À la marche, à la course, au footing, surtout à l’exercice physique qui est en pleine nature, ce qui fait du bien à notre santé. Il nous offre le moyen de pratiquer un fitness hautement bénéfique pour l’activité musculaire et cardiaque, ainsi que pour lutter contre le manque de mouvements et le surpoids.

 

Il y a différents parcours pour un petit peu toutes les aptitudes. Je crois que c’est fléché, il y a des couleurs.
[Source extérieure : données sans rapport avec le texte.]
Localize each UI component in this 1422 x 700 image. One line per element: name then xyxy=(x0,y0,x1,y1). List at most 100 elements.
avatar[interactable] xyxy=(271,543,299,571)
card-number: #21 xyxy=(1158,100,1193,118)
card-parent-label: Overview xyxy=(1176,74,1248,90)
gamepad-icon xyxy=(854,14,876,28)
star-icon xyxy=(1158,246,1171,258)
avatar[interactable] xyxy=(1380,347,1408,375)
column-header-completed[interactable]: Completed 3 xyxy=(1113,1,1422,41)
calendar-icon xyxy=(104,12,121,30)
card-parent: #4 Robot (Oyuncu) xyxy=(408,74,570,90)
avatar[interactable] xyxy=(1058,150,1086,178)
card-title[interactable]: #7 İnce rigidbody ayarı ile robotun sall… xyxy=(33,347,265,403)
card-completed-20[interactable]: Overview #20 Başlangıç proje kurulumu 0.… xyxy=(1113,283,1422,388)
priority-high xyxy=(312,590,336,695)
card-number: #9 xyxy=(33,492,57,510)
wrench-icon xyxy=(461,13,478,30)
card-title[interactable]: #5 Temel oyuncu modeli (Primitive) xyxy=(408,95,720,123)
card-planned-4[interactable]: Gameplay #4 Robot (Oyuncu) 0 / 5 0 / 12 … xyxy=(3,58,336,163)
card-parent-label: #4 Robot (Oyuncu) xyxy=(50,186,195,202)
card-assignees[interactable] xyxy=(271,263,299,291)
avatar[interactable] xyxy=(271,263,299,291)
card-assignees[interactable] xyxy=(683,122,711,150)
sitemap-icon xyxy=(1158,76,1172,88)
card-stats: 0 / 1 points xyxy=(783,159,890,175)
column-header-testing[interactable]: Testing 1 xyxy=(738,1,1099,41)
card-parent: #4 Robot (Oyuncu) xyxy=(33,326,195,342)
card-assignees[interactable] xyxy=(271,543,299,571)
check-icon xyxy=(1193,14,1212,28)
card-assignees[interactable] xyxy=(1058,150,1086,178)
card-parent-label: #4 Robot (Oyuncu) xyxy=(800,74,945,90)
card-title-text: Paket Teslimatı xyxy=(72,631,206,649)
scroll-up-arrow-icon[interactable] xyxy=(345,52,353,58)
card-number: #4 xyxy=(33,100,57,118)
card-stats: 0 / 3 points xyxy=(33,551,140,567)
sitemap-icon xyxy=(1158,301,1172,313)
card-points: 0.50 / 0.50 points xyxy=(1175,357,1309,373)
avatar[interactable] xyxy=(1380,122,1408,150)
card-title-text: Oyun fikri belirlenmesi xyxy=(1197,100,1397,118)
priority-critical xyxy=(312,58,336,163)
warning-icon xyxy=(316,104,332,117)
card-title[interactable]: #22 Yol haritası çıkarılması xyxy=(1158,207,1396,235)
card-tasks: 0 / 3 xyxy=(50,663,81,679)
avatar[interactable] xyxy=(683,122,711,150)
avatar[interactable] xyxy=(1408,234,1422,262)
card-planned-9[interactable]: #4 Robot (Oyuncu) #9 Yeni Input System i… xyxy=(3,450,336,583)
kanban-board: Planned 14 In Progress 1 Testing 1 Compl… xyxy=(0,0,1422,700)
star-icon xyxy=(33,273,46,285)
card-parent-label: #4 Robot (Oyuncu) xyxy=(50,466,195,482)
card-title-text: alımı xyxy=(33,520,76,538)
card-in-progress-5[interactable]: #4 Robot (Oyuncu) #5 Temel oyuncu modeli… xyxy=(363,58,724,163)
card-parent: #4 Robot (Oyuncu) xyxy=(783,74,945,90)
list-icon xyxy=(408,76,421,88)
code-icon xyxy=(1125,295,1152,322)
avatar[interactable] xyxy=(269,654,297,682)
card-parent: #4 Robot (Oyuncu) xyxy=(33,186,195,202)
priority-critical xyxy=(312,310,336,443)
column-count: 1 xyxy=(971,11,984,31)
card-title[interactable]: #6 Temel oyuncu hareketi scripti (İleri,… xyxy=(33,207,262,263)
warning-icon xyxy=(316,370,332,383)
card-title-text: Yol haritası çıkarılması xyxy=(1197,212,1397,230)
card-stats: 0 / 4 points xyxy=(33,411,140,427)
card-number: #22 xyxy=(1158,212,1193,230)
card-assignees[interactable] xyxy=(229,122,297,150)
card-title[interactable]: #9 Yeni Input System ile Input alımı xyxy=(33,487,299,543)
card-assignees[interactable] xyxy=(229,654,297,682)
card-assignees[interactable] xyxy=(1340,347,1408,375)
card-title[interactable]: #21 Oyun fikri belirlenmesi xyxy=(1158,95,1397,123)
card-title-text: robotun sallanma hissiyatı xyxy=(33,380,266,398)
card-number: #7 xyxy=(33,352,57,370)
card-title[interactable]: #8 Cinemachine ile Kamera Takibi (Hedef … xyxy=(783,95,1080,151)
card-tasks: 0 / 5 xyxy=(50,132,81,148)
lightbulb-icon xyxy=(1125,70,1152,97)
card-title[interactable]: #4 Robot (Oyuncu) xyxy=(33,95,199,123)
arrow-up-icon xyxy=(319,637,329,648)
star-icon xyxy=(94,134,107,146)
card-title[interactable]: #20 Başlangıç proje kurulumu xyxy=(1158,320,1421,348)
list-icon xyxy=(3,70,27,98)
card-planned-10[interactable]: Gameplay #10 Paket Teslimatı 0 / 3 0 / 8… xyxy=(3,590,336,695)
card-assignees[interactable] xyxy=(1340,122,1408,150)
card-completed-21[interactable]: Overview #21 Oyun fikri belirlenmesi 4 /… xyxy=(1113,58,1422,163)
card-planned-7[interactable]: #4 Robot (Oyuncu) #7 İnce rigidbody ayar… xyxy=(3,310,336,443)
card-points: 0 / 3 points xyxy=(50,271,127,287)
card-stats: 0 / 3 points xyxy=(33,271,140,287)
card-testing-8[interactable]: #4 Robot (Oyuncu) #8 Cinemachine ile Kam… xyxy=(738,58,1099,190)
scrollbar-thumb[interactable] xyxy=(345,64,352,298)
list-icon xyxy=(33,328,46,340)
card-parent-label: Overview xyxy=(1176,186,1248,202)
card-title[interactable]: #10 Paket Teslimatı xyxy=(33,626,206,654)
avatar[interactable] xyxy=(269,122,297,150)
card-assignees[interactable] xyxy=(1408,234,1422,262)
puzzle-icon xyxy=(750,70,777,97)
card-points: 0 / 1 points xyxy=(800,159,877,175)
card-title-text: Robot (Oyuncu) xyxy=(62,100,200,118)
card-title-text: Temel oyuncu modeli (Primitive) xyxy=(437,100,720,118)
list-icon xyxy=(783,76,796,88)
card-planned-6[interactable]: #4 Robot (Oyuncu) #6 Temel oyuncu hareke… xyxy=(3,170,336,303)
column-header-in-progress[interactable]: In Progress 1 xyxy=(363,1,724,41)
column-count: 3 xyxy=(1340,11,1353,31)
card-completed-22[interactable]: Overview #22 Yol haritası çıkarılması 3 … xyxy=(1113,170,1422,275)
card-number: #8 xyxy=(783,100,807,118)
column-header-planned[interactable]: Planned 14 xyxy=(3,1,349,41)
Des couleurs oui. Le vert, c’est pour l’endurance. Jaune, la mobilité et l’agilité. Le rouge, la force.

 

On va parler également gymnastique. La gym douce, c’est un état d’esprit ?

Oui. La gym douce est un état d’esprit plus qu’une technique particulière de la pratique sportive classique. Le concept permet de combiner des étirements, des contractions musculaires, une façon de faire les mouvements, des exercices de visualisation, des méthodes de respiration et des auto-massages.

 

Il y a également le yoga qui est très connu.

Oui. C’est une discipline issue de l’Inde védique visant par la méditation, l’ascèse morale et les exercices corporels pour un bien-être physique, psychique ou spirituel.

 

Le yoga n’est pas une invention moderne ?

Non. Il se pratiquait déjà vers le IIIème millénaire avant notre ère.

 

On arrive à la fin de notre balade. Merci en tout cas Françoise de nous avoir donné tous ces bons conseils.

Merci à vous.

 

Et à bientôt.

À bientôt.

 

Voilà Mesdames et Messieurs. Comme Françoise vous le disait, on a besoin d’équilibre. On a besoin d’harmonie et pour cela l’Ecole club Migros offre des cours intéressants à ce sujet. On va d’ailleurs s’y rendre pour en suivre un à Neuchâtel.

 

 

Dernier sujet de la semaine, il est poétique. Il est réalisé par notre collaborateur, Oscar Garcia.

 

 

Notre émission touche à sa fin. Merci Mesdames et Messieurs de l’avoir suivie. Passez une bonne fin de journée, une bonne soirée, une bonne nuit. Prenez bien soin de vous et des autres aussi.